Differentiation also results when teachers plan for students to use combined, rather than isolated, creative thinking skills. Students exercise fluent and flexible thinking when they generate multiple suggestions as to why the incline of a ramp affects the distance a toy travels after going down it. Students may create a chart explaining the relationship between incline and distance traveled, and in the process they are combining fluency, flexibility, originality, and elaboration.

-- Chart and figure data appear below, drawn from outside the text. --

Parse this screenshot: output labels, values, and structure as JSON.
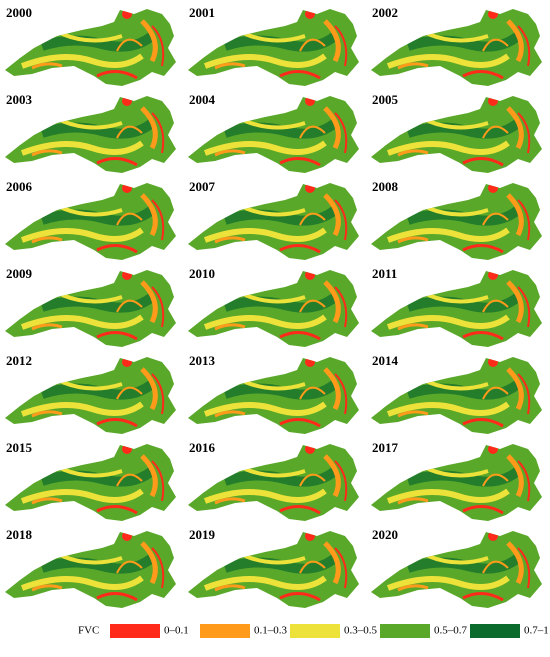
{
  "panels": [
    {
      "year": "2000"
    },
    {
      "year": "2001"
    },
    {
      "year": "2002"
    },
    {
      "year": "2003"
    },
    {
      "year": "2004"
    },
    {
      "year": "2005"
    },
    {
      "year": "2006"
    },
    {
      "year": "2007"
    },
    {
      "year": "2008"
    },
    {
      "year": "2009"
    },
    {
      "year": "2010"
    },
    {
      "year": "2011"
    },
    {
      "year": "2012"
    },
    {
      "year": "2013"
    },
    {
      "year": "2014"
    },
    {
      "year": "2015"
    },
    {
      "year": "2016"
    },
    {
      "year": "2017"
    },
    {
      "year": "2018"
    },
    {
      "year": "2019"
    },
    {
      "year": "2020"
    }
  ],
  "legend": {
    "title": "FVC",
    "items": [
      {
        "label": "0–0.1",
        "color": "#ff2a1a"
      },
      {
        "label": "0.1–0.3",
        "color": "#ff9a1a"
      },
      {
        "label": "0.3–0.5",
        "color": "#ece23a"
      },
      {
        "label": "0.5–0.7",
        "color": "#5aa82a"
      },
      {
        "label": "0.7–1",
        "color": "#0b6b2c"
      }
    ]
  }
}
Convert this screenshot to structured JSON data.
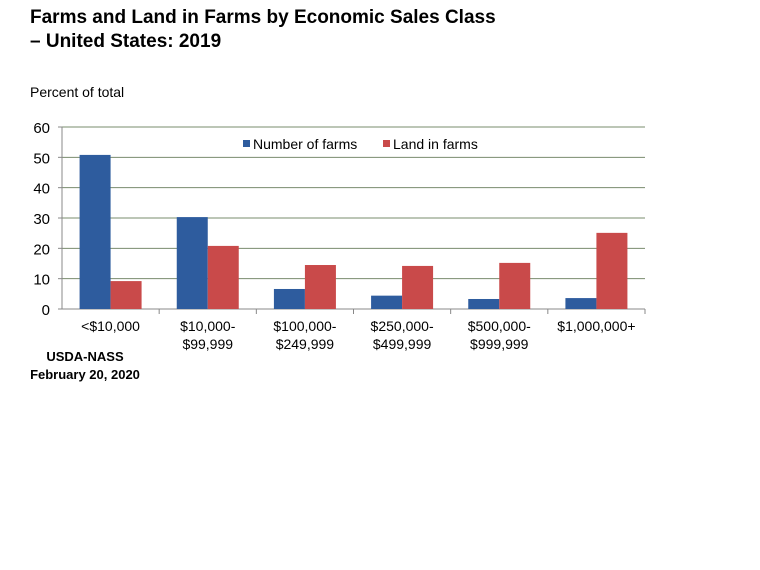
{
  "chart_data": {
    "type": "bar",
    "title": "Farms and Land in Farms by Economic Sales Class – United States: 2019",
    "ylabel": "Percent of total",
    "xlabel": "",
    "ylim": [
      0,
      60
    ],
    "yticks": [
      0,
      10,
      20,
      30,
      40,
      50,
      60
    ],
    "grid": true,
    "legend": "top-center",
    "categories": [
      [
        "<$10,000"
      ],
      [
        "$10,000-",
        "$99,999"
      ],
      [
        "$100,000-",
        "$249,999"
      ],
      [
        "$250,000-",
        "$499,999"
      ],
      [
        "$500,000-",
        "$999,999"
      ],
      [
        "$1,000,000+"
      ]
    ],
    "series": [
      {
        "name": "Number of farms",
        "color": "#2E5C9E",
        "values": [
          50.8,
          30.3,
          6.6,
          4.4,
          3.3,
          3.6
        ]
      },
      {
        "name": "Land in farms",
        "color": "#C94A4A",
        "values": [
          9.2,
          20.8,
          14.5,
          14.2,
          15.2,
          25.1
        ]
      }
    ]
  },
  "title_lines": [
    "Farms and Land in Farms by Economic Sales Class",
    "– United States: 2019"
  ],
  "source": {
    "org": "USDA-NASS",
    "date": "February 20, 2020"
  }
}
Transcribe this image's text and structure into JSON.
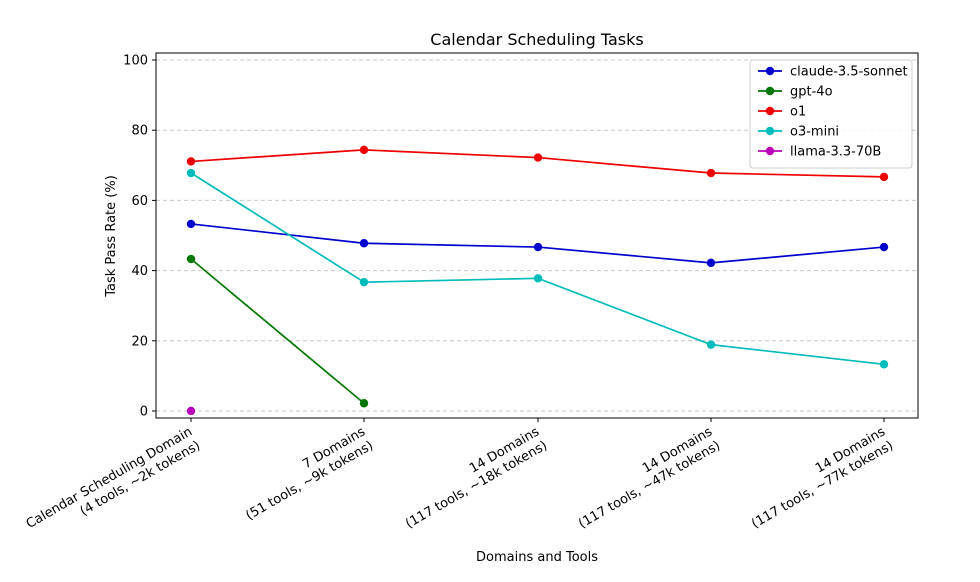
{
  "chart_data": {
    "type": "line",
    "title": "Calendar Scheduling Tasks",
    "xlabel": "Domains and Tools",
    "ylabel": "Task Pass Rate (%)",
    "categories": [
      [
        "Calendar Scheduling Domain",
        "(4 tools, ~2k tokens)"
      ],
      [
        "7 Domains",
        "(51 tools, ~9k tokens)"
      ],
      [
        "14 Domains",
        "(117 tools, ~18k tokens)"
      ],
      [
        "14 Domains",
        "(117 tools, ~47k tokens)"
      ],
      [
        "14 Domains",
        "(117 tools, ~77k tokens)"
      ]
    ],
    "yticks": [
      0,
      20,
      40,
      60,
      80,
      100
    ],
    "ylim": [
      -2,
      102
    ],
    "grid": "horizontal dashed",
    "legend_position": "top-right",
    "series": [
      {
        "name": "claude-3.5-sonnet",
        "color": "#0000cc",
        "values": [
          53.3,
          47.8,
          46.7,
          42.2,
          46.7
        ]
      },
      {
        "name": "gpt-4o",
        "color": "#007700",
        "values": [
          43.3,
          2.2,
          null,
          null,
          null
        ]
      },
      {
        "name": "o1",
        "color": "#ee0000",
        "values": [
          71.1,
          74.4,
          72.2,
          67.8,
          66.7
        ]
      },
      {
        "name": "o3-mini",
        "color": "#00bbbb",
        "values": [
          67.8,
          36.7,
          37.8,
          18.9,
          13.3
        ]
      },
      {
        "name": "llama-3.3-70B",
        "color": "#bb00bb",
        "values": [
          0.0,
          null,
          null,
          null,
          null
        ]
      }
    ]
  }
}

Teachers can also plan for gifted students to encounter more perplexing phenomena during explorations. For example, some young students are ready to see that size does not necessarily indicate weight, a phenomenon they can explore by using a balance scale to compare objects in which weight and size do or do not correspond. Differentiation for students with high abilities in the sciences may occur as they weigh objects that contradict their original assumptions regarding size and weight relationships—a large object weighs less than a small one (e.g., a small rock may weigh more than a larger softball).

Unfortunately, just as a deprived infant may not develop appropriately, the young student denied opportunities for science investigation may not form the needed foundation for future scientific understandings. Even older students who make outstanding grades in science due to their ability to memorize and retain information may lack the depth of understanding necessary to make contributions to the field. Many students who enjoy experimentation do not exercise creative thinking during their investigations.

Teachers need to facilitate learning experiences through which students have sufficient opportunities to develop true scientific understanding, science process skills, and corresponding creative thinking skills. As primary teachers provide ample opportunities for experimentation and discovery at a young age, they encourage scientific genius and enable problem solvers.

Bloom, B. S., Engelhart, M. D., Furst, E. J., Hill, W. H., & Krathwohl, D. R. (1956). Taxonomy of educational objectives. Handbook I: Cognitive domain. New York: Longmans Green.

Charlesworth, R., & Lind, K. K. (1995). Math and science for young children (2nd ed.). Albany, NY: Delmar.

Meador, K. S. (1997). Creative thinking and problem solving for young learners. Englewood, CO: Teacher Ideas Press.

Ostlund, K. L. (1992). Science process skills: Assessing hands-on student performance. New York: Addison-Wesley.

Torrance, E. P. (1979). The search for satori & creativity. Buffalo, NY: Creative Education Foundation.

Weisberg, R. W. (1986). Creativity: Genius and other myths. New York: Freeman.